Parse SVG path definition ("d") in Lua


I have path definition in this form (example):

<path d="M 20 30 L 20 20 20 40 40 40"/>

Which, in Lua, becomes:

"M 20 30 L 20 20 20 40 40 40"

How could I parse it in pure Lua to get something like:

{'M', 20, 30, 'L', 20, 20, 20, 40, 40, 40 }

Or, perfectly:

{{'M', 20, 30}, {'L', 20, 20}, {'L', 20, 40}, {'L', 40, 40}}

Does Lua patterns have such capabilities?

EDIT: I want to cover all valid SVG paths, or at least that Inkscape-generated. specification inkscape-generated path


Solution

  • Not directly, you would need a simplified parser around that of course.
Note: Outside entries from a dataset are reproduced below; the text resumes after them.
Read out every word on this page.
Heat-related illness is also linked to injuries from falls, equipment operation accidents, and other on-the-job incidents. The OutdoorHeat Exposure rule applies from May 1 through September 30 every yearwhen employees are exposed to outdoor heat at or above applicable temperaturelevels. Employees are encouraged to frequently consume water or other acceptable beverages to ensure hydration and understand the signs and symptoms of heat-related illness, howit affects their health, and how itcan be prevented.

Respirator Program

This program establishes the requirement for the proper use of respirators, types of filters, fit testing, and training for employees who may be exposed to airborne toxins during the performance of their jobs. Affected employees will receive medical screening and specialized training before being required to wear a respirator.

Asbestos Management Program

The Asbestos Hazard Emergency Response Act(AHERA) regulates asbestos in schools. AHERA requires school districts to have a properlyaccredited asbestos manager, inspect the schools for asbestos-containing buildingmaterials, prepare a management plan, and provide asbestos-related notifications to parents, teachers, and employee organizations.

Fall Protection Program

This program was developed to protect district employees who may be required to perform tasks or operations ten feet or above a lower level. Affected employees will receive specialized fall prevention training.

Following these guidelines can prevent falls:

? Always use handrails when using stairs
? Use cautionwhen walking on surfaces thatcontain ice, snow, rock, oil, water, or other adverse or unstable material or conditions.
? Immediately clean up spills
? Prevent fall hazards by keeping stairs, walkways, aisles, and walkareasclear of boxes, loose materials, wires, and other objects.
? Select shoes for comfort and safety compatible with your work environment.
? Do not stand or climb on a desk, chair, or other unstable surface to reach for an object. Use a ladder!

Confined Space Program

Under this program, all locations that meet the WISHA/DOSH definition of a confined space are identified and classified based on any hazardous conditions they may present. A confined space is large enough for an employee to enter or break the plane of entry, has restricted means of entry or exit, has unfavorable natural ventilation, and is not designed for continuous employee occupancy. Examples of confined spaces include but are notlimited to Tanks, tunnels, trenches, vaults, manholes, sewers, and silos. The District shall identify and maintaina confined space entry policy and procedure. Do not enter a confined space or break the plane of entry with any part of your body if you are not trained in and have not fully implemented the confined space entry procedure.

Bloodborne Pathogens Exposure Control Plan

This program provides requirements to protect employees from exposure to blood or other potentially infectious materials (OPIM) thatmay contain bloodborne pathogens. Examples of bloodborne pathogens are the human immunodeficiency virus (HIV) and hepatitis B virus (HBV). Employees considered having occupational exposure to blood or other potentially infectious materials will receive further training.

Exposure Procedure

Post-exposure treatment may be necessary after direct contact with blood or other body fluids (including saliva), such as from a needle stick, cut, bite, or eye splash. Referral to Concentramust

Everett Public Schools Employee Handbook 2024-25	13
    Curiosity got the better of me, though usually I dislike "Do this work for me" posts

    --- Parse svg `path` attribute into 2-D array
    function parsePath(input)
        local output, line = {}, {};
        output[#output+1] = line;
    
        input = input:gsub("([^%s,;])([%a])", "%1 %2"); -- Convert "100D" to "100 D"
        input = input:gsub("([%a])([^%s,;])", "%1 %2"); -- Convert "D100" to "D 100"
        for v in input:gmatch("([^%s,;]+)") do
            if not tonumber(v) and #line > 0 then
                line = {};
                output[#output+1] = line;
            end
            line[#line+1] = v;
        end
        return output;
    end
    
    -- Test output
    local input = 'M20 30L20 20,20 40;40 40 X1 2 3 12.8z';
    local r = parsePath(input);
    for i=1, #r do
        print("{ "..table.concat(r[i], ", ").." }");
    end
    

    Since Inkscape always seems to put a space between instructions and numbers, you could leave out the two gsub lines if you only parse files generated by Inkscape.

    The function also throws away most random characters Inkscape likes to put into a path definition, however there may be some details for you to resolve if you really want to read all path definitions that conform to the standard.
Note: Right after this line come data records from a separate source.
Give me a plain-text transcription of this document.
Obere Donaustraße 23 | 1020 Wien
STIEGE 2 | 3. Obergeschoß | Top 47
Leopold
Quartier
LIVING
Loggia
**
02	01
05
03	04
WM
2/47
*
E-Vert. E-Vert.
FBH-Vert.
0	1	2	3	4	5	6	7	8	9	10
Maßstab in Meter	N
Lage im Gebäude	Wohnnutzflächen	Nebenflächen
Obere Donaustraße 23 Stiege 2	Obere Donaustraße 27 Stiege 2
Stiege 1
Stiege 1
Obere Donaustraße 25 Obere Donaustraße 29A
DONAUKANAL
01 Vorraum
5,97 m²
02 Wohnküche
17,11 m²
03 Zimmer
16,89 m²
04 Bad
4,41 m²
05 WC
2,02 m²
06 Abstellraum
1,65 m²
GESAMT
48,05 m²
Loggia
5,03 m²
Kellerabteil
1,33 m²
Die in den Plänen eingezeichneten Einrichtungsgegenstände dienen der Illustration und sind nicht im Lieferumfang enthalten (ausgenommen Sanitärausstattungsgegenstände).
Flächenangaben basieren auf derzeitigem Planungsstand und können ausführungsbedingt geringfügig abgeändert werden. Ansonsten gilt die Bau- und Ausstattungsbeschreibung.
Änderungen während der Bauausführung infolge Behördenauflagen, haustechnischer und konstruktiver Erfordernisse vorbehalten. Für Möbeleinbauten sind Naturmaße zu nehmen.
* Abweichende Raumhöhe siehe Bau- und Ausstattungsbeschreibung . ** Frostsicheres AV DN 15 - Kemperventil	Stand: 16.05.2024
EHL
    Update (after skimming over the SVG BNF definition)

    The SVG Standard states Superfluous white space and separators such as commas can be eliminated, however looking at the BNF notation I could not find any other separator than whitespace and comma.

    So you could probably change the 2nd regular expression to "([^%a%d%.eE-]+)". But I figured that the following function would fit a lot better:

    function parsePath(input)
        local out = {};
    
        for instr, vals in input:gmatch("([a-df-zA-DF-Z])([^a-df-zA-DF-Z]*)") do
            local line = { instr };
            for v in vals:gmatch("([+-]?[%deE.]+)") do
                line[#line+1] = v;
            end
            out[#out+1] = line;
        end
        return out;
    end
    
    -- Test output
    local input = 'M20-30L20,20,20X40,40-40H1,2E1.7 1.8e22,3,12.8z';
    local r = parsePath(input);
    for i=1, #r do
        print("{ "..table.concat(r[i], ", ").." }");
    end
    

    This function is quite lenient in that it allows any unnecessary white space to be left out and does not validate any semantics other than that it will discard any data before the first letter that is not e or E.

    It will also silently ignore any non-matching data.

    If you want to only match existing instructions, you can replace the pattern ([a-df-zA-DF-Z])([^a-df-zA-DF-Z]*) with ([MmZzLlHhVvCcSsQqTtAa])([^MmZzLlHhVvCcSsQqTtAa]*). However this will cause all values of a non-existing instruction to be added to the previous instruction, so I do not think this is a good idea, better to parse a superset and throw errors on semantics later.